我正在尝试创建一个跟踪人们电子邮件的程序。我在图表中使用字符串作为顶点(字符串是他们的电子邮件)和Jgrapht中的DefaultWeightedEdge。如果这些人在彼此之间发送一封电子邮件,那么连接该节点的边缘的权重将设置为1.如果他们在已经发送了一封电子邮件后发送了另一封电子邮件,我将边缘权重增加1。
我认为我的主要代码是正确的,但是我得到了这个例外。
线程“main”中的异常java.lang.IllegalArgumentException:循环 不允许的 org.jgrapht.graph.AbstractBaseGraph.addEdge(AbstractBaseGraph.java:203) at groupProject.Analysis.StoreEmails(Analysis.java:58)at groupProject.AnalyserRun.main(AnalyserRun.java:7)
这是我的代码:
public class Analysis {
SimpleWeightedGraph<String, DefaultWeightedEdge> graph = new SimpleWeightedGraph<String, DefaultWeightedEdge>(DefaultWeightedEdge.class);
jsonParser jP = new jsonParser("/Users/Kieran/test/test2.json");
int numEmails = jP.getNumEmails();
ArrayList<String> senders = new ArrayList<String>();
ArrayList<String> recipients = new ArrayList<String>();
ArrayList<String> all = senders;
ArrayList<DefaultWeightedEdge> edges = new ArrayList<DefaultWeightedEdge>();
public void StoreEmails(){
//Creates vertex's for every sender
for(int i = 0; i < numEmails; i++){
Email email = jP.parseJSON(i);
if(!senders.contains(email.getSender())){
graph.addVertex(email.getSender());
senders.add(email.getSender());
}
}
//creates vertex's for every recipient
for(int i = 0; i < numEmails; i++){
Email email = jP.parseJSON(i);
if(email.getRecipients().length != 0){
for(int j = 0; j < email.getRecipients().length; j++){
if(!recipients.contains(email.getRecipients()[j])){
graph.addVertex(email.getRecipients()[j]);
recipients.add(email.getRecipients()[j]);
}
}
}
}
all.removeAll(recipients);
all.addAll(recipients);
/*
* Adds all of the edges from senders to recipients and if the edge already exists then it will increase the weight by one
* however is is a directed graph so you need to check both pairs.
*/
for(int j = 0; j < numEmails; j++){
Email email = jP.parseJSON(j);
for(int k = 0; k < email.getRecipients().length; k++){
if(graph.containsEdge(email.getSender(), email.getRecipients()[k])){
int current_weight = (int) graph.getEdgeWeight(graph.getEdge(email.getSender(), email.getRecipients()[k]));
graph.setEdgeWeight(graph.getEdge(email.getSender(), email.getRecipients()[k]), current_weight+1);
}else{
DefaultWeightedEdge e = graph.addEdge(email.getSender(), email.getRecipients()[k]);
graph.setEdgeWeight(e, 1);
}
}
}
builder();
}
public int calcConnectedness(String s1,String s2){
int connectedness = 0;
int weightS1S2 = 0;
int weightS2S1 = 0;
if(graph.containsEdge(s1, s2)){
weightS1S2 = (int) graph.getEdgeWeight(graph.getEdge(s1, s2));
connectedness += weightS1S2;
}
/*if(graph.containsEdge(s2, s1)){
weightS2S1 = (int) graph.getEdgeWeight(graph.getEdge(s2, s1));
connectedness += weightS2S1;
}*/
return connectedness;
}
public void builder(){
for(int i = 0; i < all.size(); i++){
for(int j = i+1; j < all.size(); j++){
if(graph.containsEdge(all.get(i), all.get(j)))

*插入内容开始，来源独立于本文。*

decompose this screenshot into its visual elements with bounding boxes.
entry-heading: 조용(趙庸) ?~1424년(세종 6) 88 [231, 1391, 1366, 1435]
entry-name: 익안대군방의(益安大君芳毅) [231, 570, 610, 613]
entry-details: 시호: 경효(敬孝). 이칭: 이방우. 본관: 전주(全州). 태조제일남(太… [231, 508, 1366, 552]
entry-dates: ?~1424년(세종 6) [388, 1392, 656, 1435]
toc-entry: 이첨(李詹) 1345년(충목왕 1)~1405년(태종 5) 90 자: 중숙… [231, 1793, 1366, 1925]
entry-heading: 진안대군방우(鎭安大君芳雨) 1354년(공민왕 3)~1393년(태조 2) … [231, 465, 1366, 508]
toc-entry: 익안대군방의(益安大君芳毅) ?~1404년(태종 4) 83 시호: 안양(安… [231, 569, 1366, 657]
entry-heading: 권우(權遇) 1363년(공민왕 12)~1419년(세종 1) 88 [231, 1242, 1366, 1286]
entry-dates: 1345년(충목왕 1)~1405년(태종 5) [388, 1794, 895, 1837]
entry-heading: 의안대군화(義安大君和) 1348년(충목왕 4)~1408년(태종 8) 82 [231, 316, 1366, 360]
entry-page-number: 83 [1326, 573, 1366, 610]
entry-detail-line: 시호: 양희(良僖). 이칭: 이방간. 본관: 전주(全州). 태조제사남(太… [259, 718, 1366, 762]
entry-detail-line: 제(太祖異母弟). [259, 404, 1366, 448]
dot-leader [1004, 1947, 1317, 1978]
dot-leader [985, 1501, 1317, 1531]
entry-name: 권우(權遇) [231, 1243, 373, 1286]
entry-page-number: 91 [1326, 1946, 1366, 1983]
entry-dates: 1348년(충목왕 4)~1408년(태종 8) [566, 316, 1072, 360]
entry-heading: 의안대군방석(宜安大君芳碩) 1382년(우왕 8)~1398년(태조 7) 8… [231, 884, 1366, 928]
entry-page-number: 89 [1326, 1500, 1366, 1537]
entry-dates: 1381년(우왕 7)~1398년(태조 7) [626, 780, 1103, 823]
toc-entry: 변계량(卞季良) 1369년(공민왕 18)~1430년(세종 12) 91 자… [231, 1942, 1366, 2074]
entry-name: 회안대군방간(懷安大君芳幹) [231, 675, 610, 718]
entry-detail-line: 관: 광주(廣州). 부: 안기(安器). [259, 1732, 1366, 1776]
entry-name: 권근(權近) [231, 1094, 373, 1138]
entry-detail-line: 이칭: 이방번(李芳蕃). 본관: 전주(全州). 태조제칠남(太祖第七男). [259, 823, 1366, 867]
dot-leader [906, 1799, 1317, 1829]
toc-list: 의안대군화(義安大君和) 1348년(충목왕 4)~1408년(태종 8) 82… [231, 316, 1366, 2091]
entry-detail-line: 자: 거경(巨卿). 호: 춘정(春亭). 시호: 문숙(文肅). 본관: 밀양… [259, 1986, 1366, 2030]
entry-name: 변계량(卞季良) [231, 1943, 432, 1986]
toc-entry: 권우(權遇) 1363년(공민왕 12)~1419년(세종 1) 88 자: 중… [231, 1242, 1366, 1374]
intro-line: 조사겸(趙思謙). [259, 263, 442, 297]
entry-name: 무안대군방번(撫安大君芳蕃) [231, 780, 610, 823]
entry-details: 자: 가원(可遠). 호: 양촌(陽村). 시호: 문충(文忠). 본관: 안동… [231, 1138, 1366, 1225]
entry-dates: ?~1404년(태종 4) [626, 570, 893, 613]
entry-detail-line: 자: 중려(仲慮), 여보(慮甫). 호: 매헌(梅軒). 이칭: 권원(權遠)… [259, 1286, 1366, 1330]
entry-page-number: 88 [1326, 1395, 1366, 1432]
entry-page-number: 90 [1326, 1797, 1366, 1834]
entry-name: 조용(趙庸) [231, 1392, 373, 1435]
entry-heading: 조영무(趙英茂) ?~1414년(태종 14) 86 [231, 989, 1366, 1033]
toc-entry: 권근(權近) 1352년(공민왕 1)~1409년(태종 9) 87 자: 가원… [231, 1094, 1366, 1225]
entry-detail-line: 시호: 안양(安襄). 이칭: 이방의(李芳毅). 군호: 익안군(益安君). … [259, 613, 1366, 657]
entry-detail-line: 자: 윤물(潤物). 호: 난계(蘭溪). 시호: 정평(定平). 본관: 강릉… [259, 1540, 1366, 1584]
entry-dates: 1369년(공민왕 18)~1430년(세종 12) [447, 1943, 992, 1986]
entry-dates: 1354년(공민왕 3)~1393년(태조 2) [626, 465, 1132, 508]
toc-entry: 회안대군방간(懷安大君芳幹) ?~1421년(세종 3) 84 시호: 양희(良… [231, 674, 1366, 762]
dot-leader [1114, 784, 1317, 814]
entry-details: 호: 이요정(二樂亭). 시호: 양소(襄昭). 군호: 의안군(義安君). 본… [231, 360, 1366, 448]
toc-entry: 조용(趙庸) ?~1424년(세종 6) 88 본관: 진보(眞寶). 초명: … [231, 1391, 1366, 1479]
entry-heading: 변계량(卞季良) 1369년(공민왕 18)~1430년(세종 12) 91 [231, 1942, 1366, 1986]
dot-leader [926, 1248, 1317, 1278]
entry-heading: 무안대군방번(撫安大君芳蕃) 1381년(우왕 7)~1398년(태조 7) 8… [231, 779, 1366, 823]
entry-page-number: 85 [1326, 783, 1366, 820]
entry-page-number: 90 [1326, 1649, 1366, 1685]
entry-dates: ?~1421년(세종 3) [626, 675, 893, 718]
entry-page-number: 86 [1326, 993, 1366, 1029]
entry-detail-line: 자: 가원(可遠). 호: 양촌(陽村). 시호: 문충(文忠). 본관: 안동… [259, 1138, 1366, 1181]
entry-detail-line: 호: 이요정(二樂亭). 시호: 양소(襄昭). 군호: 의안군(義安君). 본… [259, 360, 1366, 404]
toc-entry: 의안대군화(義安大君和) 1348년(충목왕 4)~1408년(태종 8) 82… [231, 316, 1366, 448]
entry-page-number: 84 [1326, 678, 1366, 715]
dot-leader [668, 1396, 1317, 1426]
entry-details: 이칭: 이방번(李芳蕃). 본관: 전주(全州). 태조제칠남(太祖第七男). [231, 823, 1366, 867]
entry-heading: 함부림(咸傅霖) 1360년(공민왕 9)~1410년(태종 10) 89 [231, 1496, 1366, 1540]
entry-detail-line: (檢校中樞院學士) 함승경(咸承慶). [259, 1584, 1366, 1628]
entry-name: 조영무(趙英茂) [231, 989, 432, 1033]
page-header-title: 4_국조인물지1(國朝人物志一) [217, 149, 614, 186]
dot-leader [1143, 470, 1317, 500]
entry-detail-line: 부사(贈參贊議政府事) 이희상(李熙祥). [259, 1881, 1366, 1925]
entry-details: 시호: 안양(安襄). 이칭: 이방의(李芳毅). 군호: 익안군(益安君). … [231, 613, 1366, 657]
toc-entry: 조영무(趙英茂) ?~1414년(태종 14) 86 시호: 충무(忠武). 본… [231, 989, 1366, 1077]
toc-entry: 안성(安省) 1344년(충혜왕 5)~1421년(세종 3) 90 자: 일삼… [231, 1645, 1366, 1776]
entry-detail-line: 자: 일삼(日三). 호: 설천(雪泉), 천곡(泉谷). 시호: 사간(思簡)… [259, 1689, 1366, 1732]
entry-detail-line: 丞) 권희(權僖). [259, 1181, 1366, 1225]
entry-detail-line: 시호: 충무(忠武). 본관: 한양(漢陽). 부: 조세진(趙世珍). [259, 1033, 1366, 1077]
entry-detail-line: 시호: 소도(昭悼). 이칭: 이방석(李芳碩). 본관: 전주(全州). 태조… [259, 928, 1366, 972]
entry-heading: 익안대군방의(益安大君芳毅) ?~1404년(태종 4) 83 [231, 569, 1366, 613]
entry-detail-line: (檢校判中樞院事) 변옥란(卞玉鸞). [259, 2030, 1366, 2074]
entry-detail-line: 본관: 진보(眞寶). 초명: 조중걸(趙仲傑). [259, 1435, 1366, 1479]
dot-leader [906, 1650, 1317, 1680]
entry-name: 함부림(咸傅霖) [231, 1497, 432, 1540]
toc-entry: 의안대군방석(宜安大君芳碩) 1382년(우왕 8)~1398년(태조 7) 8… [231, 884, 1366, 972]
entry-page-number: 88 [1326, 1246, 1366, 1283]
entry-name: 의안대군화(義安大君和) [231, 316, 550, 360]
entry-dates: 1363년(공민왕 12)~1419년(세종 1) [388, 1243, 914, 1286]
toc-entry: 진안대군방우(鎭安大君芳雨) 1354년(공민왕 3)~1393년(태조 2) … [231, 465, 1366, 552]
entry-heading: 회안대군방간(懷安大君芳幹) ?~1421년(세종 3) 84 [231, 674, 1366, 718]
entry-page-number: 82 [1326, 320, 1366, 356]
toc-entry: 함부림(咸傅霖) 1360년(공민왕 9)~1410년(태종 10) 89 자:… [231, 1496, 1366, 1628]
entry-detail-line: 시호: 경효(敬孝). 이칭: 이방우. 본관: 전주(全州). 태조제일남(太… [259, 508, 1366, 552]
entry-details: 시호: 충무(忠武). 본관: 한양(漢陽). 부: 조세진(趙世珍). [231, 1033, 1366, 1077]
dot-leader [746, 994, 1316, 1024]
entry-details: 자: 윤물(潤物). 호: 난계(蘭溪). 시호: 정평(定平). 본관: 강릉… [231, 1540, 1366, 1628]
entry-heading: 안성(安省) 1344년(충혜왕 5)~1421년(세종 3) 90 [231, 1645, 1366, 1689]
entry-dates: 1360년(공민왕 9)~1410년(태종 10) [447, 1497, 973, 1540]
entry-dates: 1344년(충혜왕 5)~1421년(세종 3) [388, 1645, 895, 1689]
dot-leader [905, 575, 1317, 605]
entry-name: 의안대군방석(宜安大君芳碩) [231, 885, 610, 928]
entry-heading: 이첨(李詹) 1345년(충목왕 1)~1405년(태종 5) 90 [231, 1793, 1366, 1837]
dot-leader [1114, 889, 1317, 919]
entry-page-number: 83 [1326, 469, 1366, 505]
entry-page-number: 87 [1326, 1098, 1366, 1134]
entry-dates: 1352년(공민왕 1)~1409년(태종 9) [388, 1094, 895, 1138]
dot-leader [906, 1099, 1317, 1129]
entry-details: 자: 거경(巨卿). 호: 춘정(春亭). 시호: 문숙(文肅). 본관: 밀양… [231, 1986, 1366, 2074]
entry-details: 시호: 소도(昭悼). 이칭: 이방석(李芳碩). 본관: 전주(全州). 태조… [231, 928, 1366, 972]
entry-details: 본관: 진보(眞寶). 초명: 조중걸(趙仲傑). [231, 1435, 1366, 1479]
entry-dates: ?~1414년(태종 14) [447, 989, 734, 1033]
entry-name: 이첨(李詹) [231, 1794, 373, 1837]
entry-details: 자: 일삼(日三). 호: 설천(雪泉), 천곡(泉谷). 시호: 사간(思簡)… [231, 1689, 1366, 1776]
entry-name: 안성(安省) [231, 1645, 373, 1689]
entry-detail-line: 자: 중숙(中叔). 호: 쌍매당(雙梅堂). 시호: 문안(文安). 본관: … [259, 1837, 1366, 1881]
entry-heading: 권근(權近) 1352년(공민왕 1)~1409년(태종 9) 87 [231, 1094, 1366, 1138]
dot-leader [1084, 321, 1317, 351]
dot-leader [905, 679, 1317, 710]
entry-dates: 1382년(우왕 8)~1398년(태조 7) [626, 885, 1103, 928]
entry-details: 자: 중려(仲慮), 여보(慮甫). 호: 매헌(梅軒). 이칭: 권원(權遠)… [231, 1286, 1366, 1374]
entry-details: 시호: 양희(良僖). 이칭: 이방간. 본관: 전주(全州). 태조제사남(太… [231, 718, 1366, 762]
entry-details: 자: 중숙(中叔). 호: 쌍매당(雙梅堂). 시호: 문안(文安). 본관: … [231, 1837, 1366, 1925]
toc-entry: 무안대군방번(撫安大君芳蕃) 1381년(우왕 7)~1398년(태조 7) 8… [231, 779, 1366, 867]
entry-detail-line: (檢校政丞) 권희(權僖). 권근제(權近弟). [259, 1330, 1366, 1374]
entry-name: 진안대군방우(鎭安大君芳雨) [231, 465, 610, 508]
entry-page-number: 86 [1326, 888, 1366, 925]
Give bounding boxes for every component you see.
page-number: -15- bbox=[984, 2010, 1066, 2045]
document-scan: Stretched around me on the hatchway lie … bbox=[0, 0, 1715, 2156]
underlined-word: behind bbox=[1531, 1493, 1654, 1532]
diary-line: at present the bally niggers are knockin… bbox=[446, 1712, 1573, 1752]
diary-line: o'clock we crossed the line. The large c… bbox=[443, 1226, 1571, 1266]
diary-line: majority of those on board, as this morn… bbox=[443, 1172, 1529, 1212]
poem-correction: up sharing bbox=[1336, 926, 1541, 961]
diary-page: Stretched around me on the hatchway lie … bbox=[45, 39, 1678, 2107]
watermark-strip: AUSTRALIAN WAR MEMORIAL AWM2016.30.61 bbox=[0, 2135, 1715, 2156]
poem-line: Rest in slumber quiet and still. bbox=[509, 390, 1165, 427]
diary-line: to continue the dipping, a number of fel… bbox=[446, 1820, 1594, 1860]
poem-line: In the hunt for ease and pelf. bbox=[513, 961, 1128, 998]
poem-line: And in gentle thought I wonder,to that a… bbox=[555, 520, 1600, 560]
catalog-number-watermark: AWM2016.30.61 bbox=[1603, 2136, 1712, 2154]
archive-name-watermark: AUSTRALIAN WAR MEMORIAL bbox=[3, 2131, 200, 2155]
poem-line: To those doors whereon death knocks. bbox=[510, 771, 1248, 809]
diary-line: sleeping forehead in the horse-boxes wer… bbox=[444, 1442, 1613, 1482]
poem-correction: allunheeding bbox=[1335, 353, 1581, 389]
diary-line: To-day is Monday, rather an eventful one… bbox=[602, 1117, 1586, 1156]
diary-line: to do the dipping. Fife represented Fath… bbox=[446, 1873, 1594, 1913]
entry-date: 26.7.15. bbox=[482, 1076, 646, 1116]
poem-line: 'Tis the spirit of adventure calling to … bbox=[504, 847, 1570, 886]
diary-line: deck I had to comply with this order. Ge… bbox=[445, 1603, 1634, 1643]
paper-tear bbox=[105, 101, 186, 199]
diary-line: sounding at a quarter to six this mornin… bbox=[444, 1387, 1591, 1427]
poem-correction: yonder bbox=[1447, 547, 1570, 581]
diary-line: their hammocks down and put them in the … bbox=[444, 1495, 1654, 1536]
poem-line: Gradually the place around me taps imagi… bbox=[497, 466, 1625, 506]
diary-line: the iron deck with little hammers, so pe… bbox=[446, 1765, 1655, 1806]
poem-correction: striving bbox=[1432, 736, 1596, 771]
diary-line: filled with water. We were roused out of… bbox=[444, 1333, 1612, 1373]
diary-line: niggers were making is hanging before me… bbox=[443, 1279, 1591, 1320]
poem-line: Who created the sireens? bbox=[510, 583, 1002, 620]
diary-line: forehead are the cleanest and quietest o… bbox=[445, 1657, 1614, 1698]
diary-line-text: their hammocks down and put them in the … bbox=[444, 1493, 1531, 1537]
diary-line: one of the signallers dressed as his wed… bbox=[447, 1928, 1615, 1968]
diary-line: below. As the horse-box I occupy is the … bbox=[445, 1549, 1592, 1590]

make(all.get(i), all.get(j), calcConnectedness(all.get(i), all.get(j)));
}
}
}
public void make(String user1, String user2, int connectedness){
System.out.println(user1 + " " + user2 + " Are connected by a factor of: "+connectedness);
}
}
经过一些研究后,我能找到的唯一可能导致问题的信息是,在Java中,字符串是不可变的。但是,我仍然无法解决我的问题。
答案 0 :(得分:-1)
答案在这段代码中:
}else{
DefaultWeightedEdge e = graph.addEdge(email.getSender(), email.getRecipients()[k]);
graph.setEdgeWeight(e, 1);
}
事实证明,email.getSender()在email.getRecipients()中,因此边缘的源和目的地是相同的,即循环。我通过事先用if语句做一个简单的检查来解决这个问题,如果它与源不同,只添加一条边。